Jun 16 2008

A stealth move

Published by the archivist at 2:05 pm under archives in the news

While this isn’t strictly archives-related, I think that many of us can empathize with the director and employees here. Moving your entire collection to a new location is one of those things that you hope you won’t have to do more than once or twice in a lifetime. Knowing that it’s worth hundreds of millions on the open market probably adds to that stress a bit…

From today’s NYT:

Yes, the New York Police Department provided an escort, but during more than eight hours on Saturday, one of the great hoards of coins and currency on the planet, worth hundreds of millions of dollars, was utterly unalarmed as it was bumped through potholes, squeezed by double-parked cars and slowed by tunnel-bound traffic during the trip to its fortresslike new vault a mile to the north.

In the end, the move did not become a caper movie.

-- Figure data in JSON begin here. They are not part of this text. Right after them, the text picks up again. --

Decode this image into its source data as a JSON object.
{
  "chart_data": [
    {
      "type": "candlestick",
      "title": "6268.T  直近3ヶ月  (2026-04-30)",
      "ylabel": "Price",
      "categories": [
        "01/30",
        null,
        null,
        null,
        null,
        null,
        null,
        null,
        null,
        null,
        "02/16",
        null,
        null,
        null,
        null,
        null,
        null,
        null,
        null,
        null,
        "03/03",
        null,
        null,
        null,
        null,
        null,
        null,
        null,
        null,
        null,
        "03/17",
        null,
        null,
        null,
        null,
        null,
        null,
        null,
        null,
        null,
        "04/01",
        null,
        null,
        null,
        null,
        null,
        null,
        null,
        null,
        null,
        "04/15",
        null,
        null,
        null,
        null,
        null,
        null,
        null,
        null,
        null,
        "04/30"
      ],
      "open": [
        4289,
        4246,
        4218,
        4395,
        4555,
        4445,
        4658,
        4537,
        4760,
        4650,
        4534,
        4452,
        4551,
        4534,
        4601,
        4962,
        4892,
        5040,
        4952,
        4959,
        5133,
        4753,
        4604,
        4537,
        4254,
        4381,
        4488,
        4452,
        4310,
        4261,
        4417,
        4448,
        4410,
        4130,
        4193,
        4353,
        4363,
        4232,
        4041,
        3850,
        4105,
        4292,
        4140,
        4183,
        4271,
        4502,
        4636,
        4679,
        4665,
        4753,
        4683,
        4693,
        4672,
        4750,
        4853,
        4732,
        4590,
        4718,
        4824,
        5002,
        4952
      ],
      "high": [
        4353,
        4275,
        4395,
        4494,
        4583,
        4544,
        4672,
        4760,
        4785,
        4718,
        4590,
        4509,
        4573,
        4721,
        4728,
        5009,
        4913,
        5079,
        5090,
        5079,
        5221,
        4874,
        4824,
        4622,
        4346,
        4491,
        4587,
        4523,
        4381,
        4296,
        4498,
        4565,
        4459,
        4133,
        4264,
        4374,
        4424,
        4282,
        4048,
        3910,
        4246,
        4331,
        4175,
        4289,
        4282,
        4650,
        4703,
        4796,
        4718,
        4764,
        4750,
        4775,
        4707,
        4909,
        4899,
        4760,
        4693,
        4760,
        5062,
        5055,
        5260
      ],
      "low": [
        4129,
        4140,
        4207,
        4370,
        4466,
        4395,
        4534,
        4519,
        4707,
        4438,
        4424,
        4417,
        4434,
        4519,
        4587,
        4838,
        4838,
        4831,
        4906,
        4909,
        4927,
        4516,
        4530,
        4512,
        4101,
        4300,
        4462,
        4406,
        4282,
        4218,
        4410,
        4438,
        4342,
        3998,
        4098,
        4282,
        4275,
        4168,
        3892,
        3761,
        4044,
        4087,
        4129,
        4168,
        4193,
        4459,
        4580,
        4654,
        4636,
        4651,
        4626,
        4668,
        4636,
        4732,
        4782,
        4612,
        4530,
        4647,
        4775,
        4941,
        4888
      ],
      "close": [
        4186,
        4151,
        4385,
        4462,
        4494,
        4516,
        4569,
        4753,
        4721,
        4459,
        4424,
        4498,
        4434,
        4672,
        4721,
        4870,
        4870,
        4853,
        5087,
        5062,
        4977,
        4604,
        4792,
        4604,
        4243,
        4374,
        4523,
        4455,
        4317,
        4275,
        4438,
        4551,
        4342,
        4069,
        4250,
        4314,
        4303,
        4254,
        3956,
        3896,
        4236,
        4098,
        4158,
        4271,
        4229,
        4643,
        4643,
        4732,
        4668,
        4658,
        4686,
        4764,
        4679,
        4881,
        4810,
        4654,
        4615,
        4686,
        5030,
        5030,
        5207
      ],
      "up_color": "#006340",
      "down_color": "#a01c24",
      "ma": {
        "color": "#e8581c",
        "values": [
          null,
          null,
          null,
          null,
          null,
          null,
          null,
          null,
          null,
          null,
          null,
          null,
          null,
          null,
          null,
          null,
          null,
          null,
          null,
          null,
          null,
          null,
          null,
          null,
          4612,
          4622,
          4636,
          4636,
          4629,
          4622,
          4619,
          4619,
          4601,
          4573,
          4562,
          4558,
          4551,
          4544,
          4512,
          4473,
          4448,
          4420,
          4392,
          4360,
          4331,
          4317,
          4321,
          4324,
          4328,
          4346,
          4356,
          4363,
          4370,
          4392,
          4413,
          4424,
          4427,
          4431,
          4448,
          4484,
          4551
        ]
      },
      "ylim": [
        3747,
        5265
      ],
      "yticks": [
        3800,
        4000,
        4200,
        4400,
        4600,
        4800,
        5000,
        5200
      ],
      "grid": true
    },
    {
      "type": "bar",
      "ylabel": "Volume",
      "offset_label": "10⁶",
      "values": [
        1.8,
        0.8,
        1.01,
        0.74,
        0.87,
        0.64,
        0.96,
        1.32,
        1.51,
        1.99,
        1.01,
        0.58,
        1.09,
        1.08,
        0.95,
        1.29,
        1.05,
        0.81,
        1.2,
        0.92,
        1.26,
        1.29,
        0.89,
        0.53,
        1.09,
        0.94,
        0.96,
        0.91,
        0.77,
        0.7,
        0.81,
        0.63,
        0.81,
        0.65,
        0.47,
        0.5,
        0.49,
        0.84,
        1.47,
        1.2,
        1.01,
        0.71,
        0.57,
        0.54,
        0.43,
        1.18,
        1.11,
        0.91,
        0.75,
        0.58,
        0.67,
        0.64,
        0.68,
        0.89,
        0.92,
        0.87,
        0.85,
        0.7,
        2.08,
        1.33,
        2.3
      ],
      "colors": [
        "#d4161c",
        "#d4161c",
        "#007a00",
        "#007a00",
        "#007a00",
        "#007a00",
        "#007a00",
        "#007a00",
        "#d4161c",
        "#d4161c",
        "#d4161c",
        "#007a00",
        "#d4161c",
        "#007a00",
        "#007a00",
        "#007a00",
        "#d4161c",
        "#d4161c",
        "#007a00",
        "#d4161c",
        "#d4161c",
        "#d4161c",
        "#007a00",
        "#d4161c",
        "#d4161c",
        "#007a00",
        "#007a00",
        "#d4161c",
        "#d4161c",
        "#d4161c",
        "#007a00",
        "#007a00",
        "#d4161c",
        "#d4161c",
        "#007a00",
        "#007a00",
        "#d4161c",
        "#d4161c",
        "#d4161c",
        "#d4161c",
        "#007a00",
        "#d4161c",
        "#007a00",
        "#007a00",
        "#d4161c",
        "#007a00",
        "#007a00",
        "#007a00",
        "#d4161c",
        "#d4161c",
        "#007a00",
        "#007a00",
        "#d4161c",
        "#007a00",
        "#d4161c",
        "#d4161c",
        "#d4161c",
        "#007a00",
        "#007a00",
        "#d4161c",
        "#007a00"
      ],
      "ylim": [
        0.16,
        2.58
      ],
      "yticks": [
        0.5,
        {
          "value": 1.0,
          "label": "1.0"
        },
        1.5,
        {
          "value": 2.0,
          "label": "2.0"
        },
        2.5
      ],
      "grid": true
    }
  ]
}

“The idea was to make this as inconspicuous as possible,” said Ute Wartenberg Kagan, executive director of the American Numismatic Society. “It had to resemble a totally ordinary office move.”

The collection of 800,000 coins, bank notes, medals, commemorative badges, pins, historic advertising tokens, campaign buttons and other artifacts has been amassed during the 150-year existence of the nonprofit society.

It was transported from the society’s high-security headquarters at 96 Fulton Street, in the former Fidelity and Deposit Company building at the corner of William Street, to its future home, a secure $4 million vault and exhibition space 22 blocks away, on the 11th floor of One Hudson Square, at Varick and Canal Streets.